Surprising combinations are the spice of life. Country music and hip hop, footballers’ wives and hard-boiled sleuthing – 2019 has been a great year for the unexpected mash-up, and none have proven quite as fruitful as pairing experimental weirdo Yorgos Lanthimos with period drama. The director of Dogtooth, taking his talents to the Stuart era? And yet with The Favourite, the results speak for themselves. $95m at the box office, seven BAFTAs, an Academy Award and now, most importantly of all, the top spot on ORWAV’s Best of 2019 list. Can’t say the title isn’t apt.
Recency bias is the plague of every Best-of list. It’s tough to reflect clearly on the last year’s cinema, and inevitably the movies we saw a week ago resonate more strongly than those six months prior. The studio schedule doesn’t help – the last few weeks of any year are stuffed with great cinema, looking to capitalise on our free time over the holidays, and the upcoming awards season.
It is telling, then, that The Favourite graced our screens on January 1st and it’s our number one of 2019. It’s just that memorable. Possibly the year’s most visually striking film, Lanthimos’ 18th-century royal residence is more akin to a nightmarish fraternity house, albeit one lit like a chapel. Around every cornice lurks new depravity, our worst impulses dressed up in finery with real attention to detail – think Stanley Kubrick via Wes Anderson, without getting too kitschy about it. Lanthimos’ lurid, at times nauseating, direction knows just when to press into the horror – and when to pull back and let the three starring performances take centre stage.
Oh, the performances, where to begin? While on the sidelines even Taylor Swift’s boyfriend acquits himself admirably, this movie belongs to the three women at its centre, each spellbinding in their own way. As Abigail, Emma Stone more than makes up for the sins of her past, just as we were beginning to forget why we fell for her in the first place. As The Favourite’s protagonist turned antagonist, ingenue turned interloper, Stone plays both sides of the field deftly, all the while maintaining a shockingly good British accent. She’s the newbie here – both Rachel Weisz and Olivia Colman worked with Lanthimos in The Lobster – but Stone proves an ample fit for the director’s black comic sensibility.

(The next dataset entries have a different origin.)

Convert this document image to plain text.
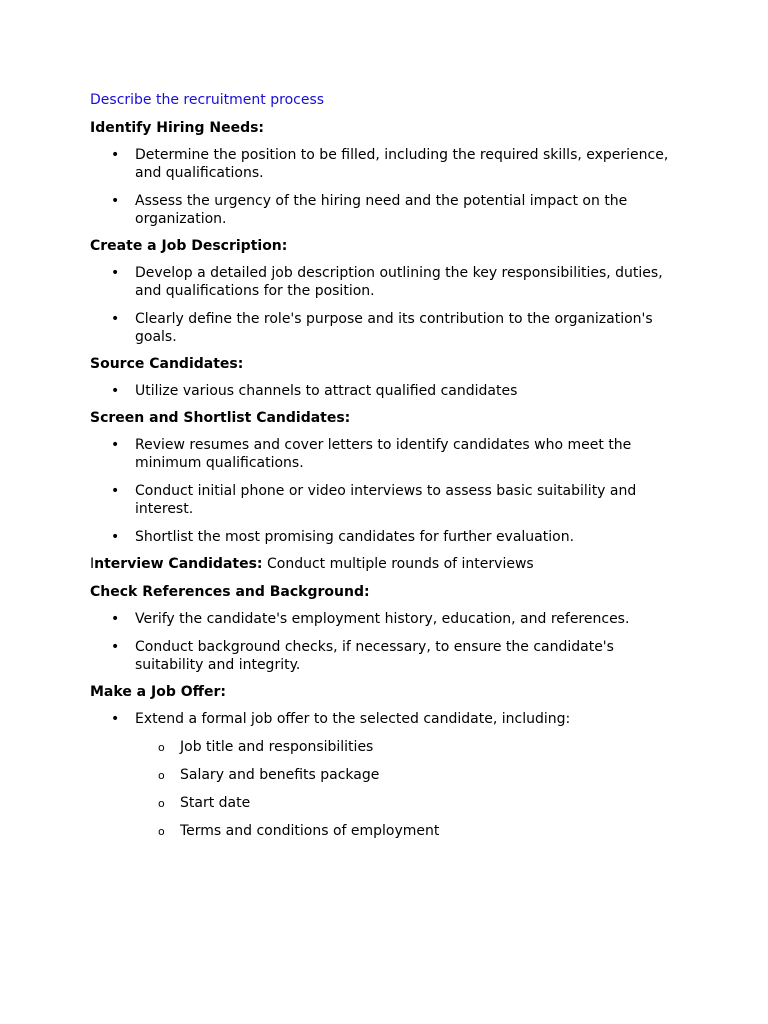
Describe the recruitment process
Identify Hiring Needs:
• Determine the position to be filled, including the required skills, experience, and qualifications.
• Assess the urgency of the hiring need and the potential impact on the organization.
Create a Job Description:
• Develop a detailed job description outlining the key responsibilities, duties, and qualifications for the position.
• Clearly define the role's purpose and its contribution to the organization's goals.
Source Candidates:
• Utilize various channels to attract qualified candidates
Screen and Shortlist Candidates:
• Review resumes and cover letters to identify candidates who meet the minimum qualifications.
• Conduct initial phone or video interviews to assess basic suitability and interest.
• Shortlist the most promising candidates for further evaluation.
Interview Candidates: Conduct multiple rounds of interviews
Check References and Background:
• Verify the candidate's employment history, education, and references.
• Conduct background checks, if necessary, to ensure the candidate's suitability and integrity.
Make a Job Offer:
• Extend a formal job offer to the selected candidate, including:
o Job title and responsibilities
o Salary and benefits package
o Start date
o Terms and conditions of employment
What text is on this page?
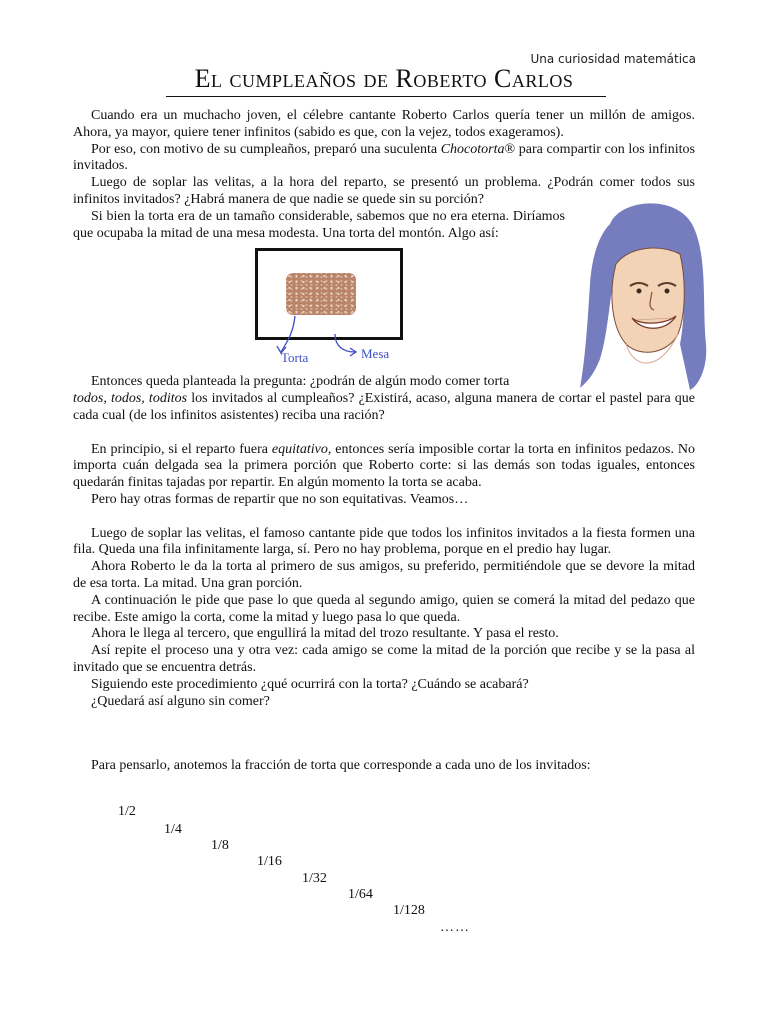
Una curiosidad matemática
El cumpleaños de Roberto Carlos

Cuando era un muchacho joven, el célebre cantante Roberto Carlos quería tener un millón de amigos. Ahora, ya mayor, quiere tener infinitos (sabido es que, con la vejez, todos exageramos).

Por eso, con motivo de su cumpleaños, preparó una suculenta Chocotorta® para compartir con los infinitos invitados.

Luego de soplar las velitas, a la hora del reparto, se presentó un problema. ¿Podrán comer todos sus infinitos invitados? ¿Habrá manera de que nadie se quede sin su porción?

Si bien la torta era de un tamaño considerable, sabemos que no era eterna. Diríamos que ocupaba la mitad de una mesa modesta. Una torta del montón. Algo así:

Torta	Mesa

Entonces queda planteada la pregunta: ¿podrán de algún modo comer torta

todos, todos, toditos los invitados al cumpleaños? ¿Existirá, acaso, alguna manera de cortar el pastel para que cada cual (de los infinitos asistentes) reciba una ración?

En principio, si el reparto fuera equitativo, entonces sería imposible cortar la torta en infinitos pedazos. No importa cuán delgada sea la primera porción que Roberto corte: si las demás son todas iguales, entonces quedarán finitas tajadas por repartir. En algún momento la torta se acaba.

Pero hay otras formas de repartir que no son equitativas. Veamos…

Luego de soplar las velitas, el famoso cantante pide que todos los infinitos invitados a la fiesta formen una fila. Queda una fila infinitamente larga, sí. Pero no hay problema, porque en el predio hay lugar.

Ahora Roberto le da la torta al primero de sus amigos, su preferido, permitiéndole que se devore la mitad de esa torta. La mitad. Una gran porción.

A continuación le pide que pase lo que queda al segundo amigo, quien se comerá la mitad del pedazo que recibe. Este amigo la corta, come la mitad y luego pasa lo que queda.

Ahora le llega al tercero, que engullirá la mitad del trozo resultante. Y pasa el resto.

Así repite el proceso una y otra vez: cada amigo se come la mitad de la porción que recibe y se la pasa al invitado que se encuentra detrás.

Siguiendo este procedimiento ¿qué ocurrirá con la torta? ¿Cuándo se acabará?

¿Quedará así alguno sin comer?

Para pensarlo, anotemos la fracción de torta que corresponde a cada uno de los invitados:

1/2
1/4
1/8
1/16
1/32
1/64
1/128
……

Now, it’s impossible to talk about Rachel Weisz in The Favourite without thinking about that shooting outfit, so let’s take a quick detour. Get in loser, we’re going shopping.
Even to the untrained eye, costuming in The Favourite is nothing short of genius. As with Lanthimos’ direction, trade legend Sandy Powell knows just when to pull back, and when to go for broke. While Nicholas Hoult and co. are dressed up to the nines with pomp and circumstance, our three leads are kept in monochrome, makeup at a minimum to give them room to work. Nonetheless, their outfits are breathtaking, with even the tiniest details serving the film’s tone and themes. Powell swaps traditional lace for laser-cut PVC, adding to that distorted funhouse aesthetic while reinforcing the hard edge and untempered sexuality of the leads. Even the badger eyes aren’t just a throwaway gag; they fully inform Abigail’s rise to power – and imminent downfall, as she’s left with no one to tell her she looks like woodland animal.
Powell dresses Rachel Weisz as equal parts courtier and commandant, while Lanthimos gives her free rein to swagger through The Favourite as the pirate queen we all wish to serve. As Lady Marlborough, Weisz is delightful, trading wits and running laps around her contemporaries, including Queen Anne herself. Of course, the joy of The Favourite is that none of these women are one-dimensional, and as Marlborough falls from favour Weisz shows us a hundred shades of envy, fear, and loathing, all the while maintaining that loving heart that her opposition so lacks.
And then there’s the mustard on this delicious sandwich, Olivia Colman herself. Colman is a feral delight as Queen Anne, earning her Oscar ten times over. Her performance is hilarious, heartbreaking and gut-wrenchingly embarrassing. If they have special acting classes for facial expressions, The Favourite should be the textbook. Anne wears her heart – well, what’s left of it, shattered by grief as it is – on her sleeve, and Colman plays into her raw, untempered messiness. This balances well against the calculating and reserved plotting of both Abigail and Lady Marlborough, but in a lesser actor’s hands might veer into silly territory (I’m looking at you, Denethor). As it is, Colman finds the person behind every petulant mope and twisted snarl, and the way she moves her face between the gamut of emotions is mesmerising.
The Favourite’s gift to all of us is these three women. They are loving. They are violent. They are sexy. Equally delightful and grotesque. At times pitying and pitiable, and never giving up an inch of their story to the men in their orbit. Sure, Nicholas Hoult gets the odd zinger in, but The Favourite’s sharp, almost acrid script saves 2019’s funniest and most acerbic material to be delivered to perfection by three actors at the height of their powers. 2019 saw a slew of excellent female roles and performances, but no other film in 2019 gave three women such space to be so awful, and so human.